We shouldn’t necessarily expect everyone in Silicon Valley to riot. A shift to wage-weighted selection, combined with hefty upfront charges, will quietly tilt the field further toward the biggest players: FAANG-scale firms, deep-pocketed frontier AI developers, and national labs that can simply outbid everyone else. Early-career researchers, postdocs and cash-constrained startups are most likely to be squeezed out because they don’t sit in the top salary tiers. But those groups are essential for technological progress, often serving as a training ground and talent incubator for the bigger companies.
America seems set to pull up the drawbridge for those people. Some will miss out, others will be deterred by the system’s volatility. (That will include many Brits: the UK is the largest exporter of AI talent to the US.) But that presents a rare opportunity for Britain, which can and should win this cohort of founders, engineers and postdocs who would previously have defaulted to the US.
High-skilled immigrants already power a meaningful share of Britain’s own tech champions, with around a quarter of UK unicorn founders born overseas. Attracting more of this cohort would generate powerful spillovers across the British economy, and provide a significant boost to the country’s AI industry.
The government could attract this talent without stepping back from its overall immigration strategy. Aggressively courting the world’s most capable people to build in the UK is also consistent with bringing overall immigration numbers down: voters show consistent support for high-skilled workers who raise productivity, while wanting tighter controls overall. That gives ministers political room to shift the mix while reducing totals.

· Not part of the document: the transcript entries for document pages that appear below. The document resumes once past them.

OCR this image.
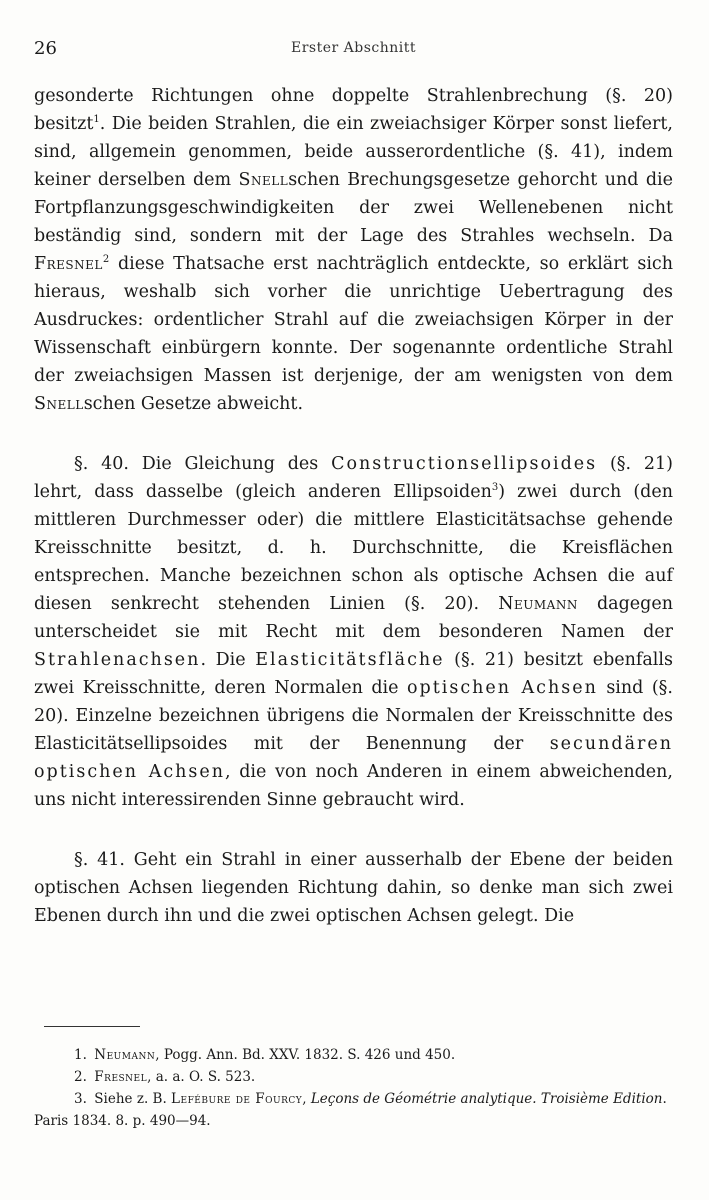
26	Erster Abschnitt

gesonderte Richtungen ohne doppelte Strahlenbrechung (§. 20) besitzt$^1$. Die beiden Strahlen, die ein zweiachsiger Körper sonst liefert, sind, allgemein genommen, beide ausserordentliche (§. 41), indem keiner derselben dem Snellschen Brechungsgesetze gehorcht und die Fortpflanzungsgeschwindigkeiten der zwei Wellenebenen nicht beständig sind, sondern mit der Lage des Strahles wechseln. Da Fresnel$^2$ diese Thatsache erst nachträglich entdeckte, so erklärt sich hieraus, weshalb sich vorher die unrichtige Uebertragung des Ausdruckes: ordentlicher Strahl auf die zweiachsigen Körper in der Wissenschaft einbürgern konnte. Der sogenannte ordentliche Strahl der zweiachsigen Massen ist derjenige, der am wenigsten von dem Snellschen Gesetze abweicht.

§. 40. Die Gleichung des Constructionsellipsoides (§. 21) lehrt, dass dasselbe (gleich anderen Ellipsoiden$^3$) zwei durch (den mittleren Durchmesser oder) die mittlere Elasticitätsachse gehende Kreisschnitte besitzt, d. h. Durchschnitte, die Kreisflächen entsprechen. Manche bezeichnen schon als optische Achsen die auf diesen senkrecht stehenden Linien (§. 20). Neumann dagegen unterscheidet sie mit Recht mit dem besonderen Namen der Strahlenachsen. Die Elasticitätsfläche (§. 21) besitzt ebenfalls zwei Kreisschnitte, deren Normalen die optischen Achsen sind (§. 20). Einzelne bezeichnen übrigens die Normalen der Kreisschnitte des Elasticitätsellipsoides mit der Benennung der secundären optischen Achsen, die von noch Anderen in einem abweichenden, uns nicht interessirenden Sinne gebraucht wird.

§. 41. Geht ein Strahl in einer ausserhalb der Ebene der beiden optischen Achsen liegenden Richtung dahin, so denke man sich zwei Ebenen durch ihn und die zwei optischen Achsen gelegt. Die

1. Neumann, Pogg. Ann. Bd. XXV. 1832. S. 426 und 450.

2. Fresnel, a. a. O. S. 523.

3. Siehe z. B. Lefébure de Fourcy, Leçons de Géométrie analytique. Troisième Edition. Paris 1834. 8. p. 490—94.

It would not be hard to do so. Britain already has suitable pathways, like the Global Talent Visa (GTV) and High Potential Individual (HPI) Visa, but is not using them to full effect. Awareness is the main bottleneck: a recent Home Office review of the HPI visa found that it had “good satisfaction and outcomes but low uptake.” The government should market GTV and HPI directly to target cohorts (AI engineers, founders, postdocs): rather than hoping people stumble across these visas, the government should actively run them like a recruitment service.
Next, Britain should expand the criteria for who can endorse talent as part of the GTV. The current system is heavily weighted toward academic talent. But frontier talent (start-up builders, applied researchers, practitioners in focused research organisations and philanthropic labs) often sits outside academic tracks. Trusted, STEM-focused institutions such as top-tier VC funds and R&D non-profits should be added to this system.
Meanwhile, we should stop overthinking the obvious improvements. The government is already considering upgrading HPI from covering graduates of the world’s “top 50” universities to the “top 100.” It should stop the endless reviews and just do it. A simple change would immediately unlock another crop of world-class graduates.
Finally, we must eliminate financial deterrents. We have some of the highest upfront visa costs in the world, mostly driven by the Immigration Health Surcharge (IHS). This deters the very people we want from moving to the UK. The government is reportedly considering reducing or abolishing fees on the global talent visa, but it should go further — waiving the IHS for GTV holders or exempting those with private healthcare cover.
These reforms will not just make Britain more attractive to foreign workers. They will also help attract American companies who, rather than jump through the hurdles of bringing talent to the US, will open offices overseas instead. While companies won’t immediately relocate, the government can accelerate the process. A concierge service should court these companies and offer them clear, bespoke landing packages, including expedited approvals for sponsor licences and tax registration. But most of all, the baseline offer to these companies must be competitive – on tax, labour-market flexibility and regulation.
America’s loss can become Britain’s gain, but only if we act decisively. For once, Britain has the chance to eat someone else’s lunch. We must seize the opportunity.
Julia Willemyns is the co-founder of the Centre for British Progress, a think tank.